The world's smallest gold spirals with unique optical properties could make identity theft almost impossible.
These nano-spirals are about six million times smaller than a dime, and could be incorporated into identity cards, currency, and other objects for close to foolproof protection, Vanderbilt University reported.
"They are certainly smaller than any of the spirals we've found reported in the scientific literature," said Roderick Davidson II, the Vanderbilt doctoral student who figured out how to study their optical behavior.
When the spirals are shrunk down to this miniscule size, which is smaller than the wavelength of visible light, they develop key optical properties. When illuminated with infrared lasers, they emit blue visible light. The infrared light is absorbed the electrons in the gold, which are forced to move along the spiral. The electrons at the center absorb enough energy to emit blue light at double the frequency of the incoming laser.
"This is similar to what happens with a violin string when it is bowed vigorously," said Stevenson Professor of Physics Richard Haglund, who directed the research. "If you bow a violin string very lightly it produces a single tone. But, if you bow it vigorously, it also begins producing higher harmonics, or overtones. The electrons at the center of the spirals are driven pretty vigorously by the laser's electric field. The blue light is exactly an octave higher than the infrared - the second harmonic."

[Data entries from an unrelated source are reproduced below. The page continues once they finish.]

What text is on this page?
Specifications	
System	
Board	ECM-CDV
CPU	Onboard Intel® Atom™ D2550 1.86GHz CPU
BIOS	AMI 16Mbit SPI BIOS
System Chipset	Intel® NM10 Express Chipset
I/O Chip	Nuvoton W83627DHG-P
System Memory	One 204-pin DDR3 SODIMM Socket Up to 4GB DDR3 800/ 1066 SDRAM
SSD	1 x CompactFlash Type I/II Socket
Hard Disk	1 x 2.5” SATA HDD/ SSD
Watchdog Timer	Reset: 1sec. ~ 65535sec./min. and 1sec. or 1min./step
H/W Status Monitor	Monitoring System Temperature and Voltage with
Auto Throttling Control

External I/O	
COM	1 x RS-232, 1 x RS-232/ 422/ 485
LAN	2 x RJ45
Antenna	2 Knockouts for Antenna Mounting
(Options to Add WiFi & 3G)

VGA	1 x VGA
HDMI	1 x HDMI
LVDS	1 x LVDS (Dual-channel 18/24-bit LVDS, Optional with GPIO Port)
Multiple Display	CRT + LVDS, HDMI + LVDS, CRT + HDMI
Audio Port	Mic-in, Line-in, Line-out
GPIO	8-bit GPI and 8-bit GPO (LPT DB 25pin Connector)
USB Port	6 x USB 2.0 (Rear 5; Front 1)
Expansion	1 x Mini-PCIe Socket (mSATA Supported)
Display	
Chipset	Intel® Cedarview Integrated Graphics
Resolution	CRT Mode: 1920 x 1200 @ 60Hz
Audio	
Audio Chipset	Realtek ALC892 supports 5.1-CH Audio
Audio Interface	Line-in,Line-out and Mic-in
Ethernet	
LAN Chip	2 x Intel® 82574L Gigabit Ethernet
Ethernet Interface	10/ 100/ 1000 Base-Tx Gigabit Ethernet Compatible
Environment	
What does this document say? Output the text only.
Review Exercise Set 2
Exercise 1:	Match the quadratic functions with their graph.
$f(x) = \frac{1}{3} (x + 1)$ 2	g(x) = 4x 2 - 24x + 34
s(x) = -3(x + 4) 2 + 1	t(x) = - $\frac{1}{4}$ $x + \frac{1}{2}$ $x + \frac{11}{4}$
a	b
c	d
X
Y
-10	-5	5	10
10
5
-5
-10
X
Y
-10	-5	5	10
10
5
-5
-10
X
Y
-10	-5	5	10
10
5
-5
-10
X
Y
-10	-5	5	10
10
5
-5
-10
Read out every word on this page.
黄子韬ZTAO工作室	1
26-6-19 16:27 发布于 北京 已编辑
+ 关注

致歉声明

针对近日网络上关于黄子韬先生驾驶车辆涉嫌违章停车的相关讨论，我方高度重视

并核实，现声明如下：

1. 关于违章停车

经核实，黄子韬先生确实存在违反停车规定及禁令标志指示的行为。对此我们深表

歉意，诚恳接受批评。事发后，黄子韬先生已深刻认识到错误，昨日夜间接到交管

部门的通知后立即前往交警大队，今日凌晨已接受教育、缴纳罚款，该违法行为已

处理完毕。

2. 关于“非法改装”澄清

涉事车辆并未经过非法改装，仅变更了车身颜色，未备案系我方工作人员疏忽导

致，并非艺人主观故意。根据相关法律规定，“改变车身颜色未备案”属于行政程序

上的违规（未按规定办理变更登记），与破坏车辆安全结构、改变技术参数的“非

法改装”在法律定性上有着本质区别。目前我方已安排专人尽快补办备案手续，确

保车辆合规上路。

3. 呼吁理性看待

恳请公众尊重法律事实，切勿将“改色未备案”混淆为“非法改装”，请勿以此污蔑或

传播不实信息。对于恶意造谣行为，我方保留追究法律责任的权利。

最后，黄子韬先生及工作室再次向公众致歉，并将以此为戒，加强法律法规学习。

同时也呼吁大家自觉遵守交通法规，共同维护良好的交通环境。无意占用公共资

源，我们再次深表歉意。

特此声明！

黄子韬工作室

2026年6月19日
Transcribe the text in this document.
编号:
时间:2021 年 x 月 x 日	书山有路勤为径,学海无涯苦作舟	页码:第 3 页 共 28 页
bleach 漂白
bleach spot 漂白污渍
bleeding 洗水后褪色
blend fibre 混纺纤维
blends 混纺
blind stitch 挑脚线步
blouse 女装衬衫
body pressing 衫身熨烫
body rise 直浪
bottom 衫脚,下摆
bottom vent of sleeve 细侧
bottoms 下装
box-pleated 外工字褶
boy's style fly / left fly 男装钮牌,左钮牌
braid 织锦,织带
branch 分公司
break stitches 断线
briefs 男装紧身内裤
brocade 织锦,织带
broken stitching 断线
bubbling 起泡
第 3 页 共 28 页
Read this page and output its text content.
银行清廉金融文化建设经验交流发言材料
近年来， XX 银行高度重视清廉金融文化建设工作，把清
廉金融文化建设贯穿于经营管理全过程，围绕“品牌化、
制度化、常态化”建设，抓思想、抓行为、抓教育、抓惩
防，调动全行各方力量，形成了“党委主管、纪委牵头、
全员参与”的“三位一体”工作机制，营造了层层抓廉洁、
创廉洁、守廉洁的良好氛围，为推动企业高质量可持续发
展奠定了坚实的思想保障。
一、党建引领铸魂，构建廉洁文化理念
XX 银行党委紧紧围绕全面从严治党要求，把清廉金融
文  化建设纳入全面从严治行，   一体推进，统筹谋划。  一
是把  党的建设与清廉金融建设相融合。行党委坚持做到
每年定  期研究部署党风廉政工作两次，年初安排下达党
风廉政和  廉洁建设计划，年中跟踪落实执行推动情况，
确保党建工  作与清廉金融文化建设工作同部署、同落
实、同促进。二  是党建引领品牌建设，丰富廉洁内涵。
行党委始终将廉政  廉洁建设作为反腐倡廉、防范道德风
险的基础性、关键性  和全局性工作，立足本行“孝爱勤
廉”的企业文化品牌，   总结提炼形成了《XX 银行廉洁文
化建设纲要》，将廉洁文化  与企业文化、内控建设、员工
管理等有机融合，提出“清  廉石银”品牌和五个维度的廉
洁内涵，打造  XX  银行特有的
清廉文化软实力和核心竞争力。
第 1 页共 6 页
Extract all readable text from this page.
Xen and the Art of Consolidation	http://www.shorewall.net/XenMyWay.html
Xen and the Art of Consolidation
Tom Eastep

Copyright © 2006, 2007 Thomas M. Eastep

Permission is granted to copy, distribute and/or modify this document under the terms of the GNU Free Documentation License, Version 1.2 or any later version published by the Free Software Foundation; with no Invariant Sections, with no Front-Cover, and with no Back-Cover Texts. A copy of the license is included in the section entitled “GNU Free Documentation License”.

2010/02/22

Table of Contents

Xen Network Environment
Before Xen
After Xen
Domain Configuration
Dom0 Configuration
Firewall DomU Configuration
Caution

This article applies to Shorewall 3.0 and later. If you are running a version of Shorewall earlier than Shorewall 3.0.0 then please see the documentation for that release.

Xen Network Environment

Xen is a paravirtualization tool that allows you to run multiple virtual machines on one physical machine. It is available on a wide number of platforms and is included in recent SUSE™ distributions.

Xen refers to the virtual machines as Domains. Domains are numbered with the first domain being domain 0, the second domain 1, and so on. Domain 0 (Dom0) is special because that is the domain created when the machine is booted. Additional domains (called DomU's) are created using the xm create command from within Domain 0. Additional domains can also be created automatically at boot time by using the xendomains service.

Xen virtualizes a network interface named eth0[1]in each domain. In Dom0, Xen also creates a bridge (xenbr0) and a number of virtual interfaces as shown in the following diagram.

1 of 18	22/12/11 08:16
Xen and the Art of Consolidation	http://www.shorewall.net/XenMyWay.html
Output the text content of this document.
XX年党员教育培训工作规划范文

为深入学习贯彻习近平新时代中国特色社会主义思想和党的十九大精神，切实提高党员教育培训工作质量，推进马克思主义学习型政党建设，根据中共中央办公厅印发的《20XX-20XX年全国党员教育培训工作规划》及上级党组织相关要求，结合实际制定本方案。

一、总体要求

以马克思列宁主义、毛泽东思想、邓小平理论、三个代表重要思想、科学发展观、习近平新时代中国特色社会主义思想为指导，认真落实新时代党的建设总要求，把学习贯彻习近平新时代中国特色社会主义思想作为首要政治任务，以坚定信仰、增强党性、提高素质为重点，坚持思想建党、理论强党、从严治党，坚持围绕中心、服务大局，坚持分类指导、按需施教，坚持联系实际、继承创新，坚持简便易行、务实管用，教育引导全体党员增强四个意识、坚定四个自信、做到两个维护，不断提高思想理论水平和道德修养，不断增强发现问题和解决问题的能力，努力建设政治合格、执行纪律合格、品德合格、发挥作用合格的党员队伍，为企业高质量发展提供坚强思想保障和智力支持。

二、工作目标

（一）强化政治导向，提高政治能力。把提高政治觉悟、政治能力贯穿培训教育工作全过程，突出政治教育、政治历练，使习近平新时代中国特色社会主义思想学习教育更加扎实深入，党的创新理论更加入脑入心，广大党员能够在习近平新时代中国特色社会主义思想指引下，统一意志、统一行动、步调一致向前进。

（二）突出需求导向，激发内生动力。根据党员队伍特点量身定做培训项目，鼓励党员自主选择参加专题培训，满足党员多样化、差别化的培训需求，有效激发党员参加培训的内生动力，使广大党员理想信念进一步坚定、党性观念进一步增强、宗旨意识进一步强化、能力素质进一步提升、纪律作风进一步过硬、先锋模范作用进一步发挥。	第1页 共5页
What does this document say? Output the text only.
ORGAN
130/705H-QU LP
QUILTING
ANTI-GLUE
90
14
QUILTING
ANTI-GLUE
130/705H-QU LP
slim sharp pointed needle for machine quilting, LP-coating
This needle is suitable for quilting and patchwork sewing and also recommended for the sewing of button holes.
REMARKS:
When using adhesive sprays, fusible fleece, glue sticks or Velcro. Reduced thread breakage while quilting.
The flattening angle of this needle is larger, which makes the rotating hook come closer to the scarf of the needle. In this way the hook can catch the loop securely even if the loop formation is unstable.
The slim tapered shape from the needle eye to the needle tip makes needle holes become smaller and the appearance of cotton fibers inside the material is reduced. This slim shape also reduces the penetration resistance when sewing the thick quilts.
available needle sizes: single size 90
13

The spirals also have distinct responses to polarized leaser light, the amount of blue light emitted varies as the angle of the polarization's vibration plane is rotated. These unique characteristics of frequency doubling and polarized light responses allow for the nano-spirals to be given customizable signatures that would be extremely difficult to counterfeit.
"If nano-spirals were embedded in a credit card or identification card, they could be detected by a device comparable to a barcode reader," Haglund said.
The findings were published in a recent edition of the Journal of Nanophotonics.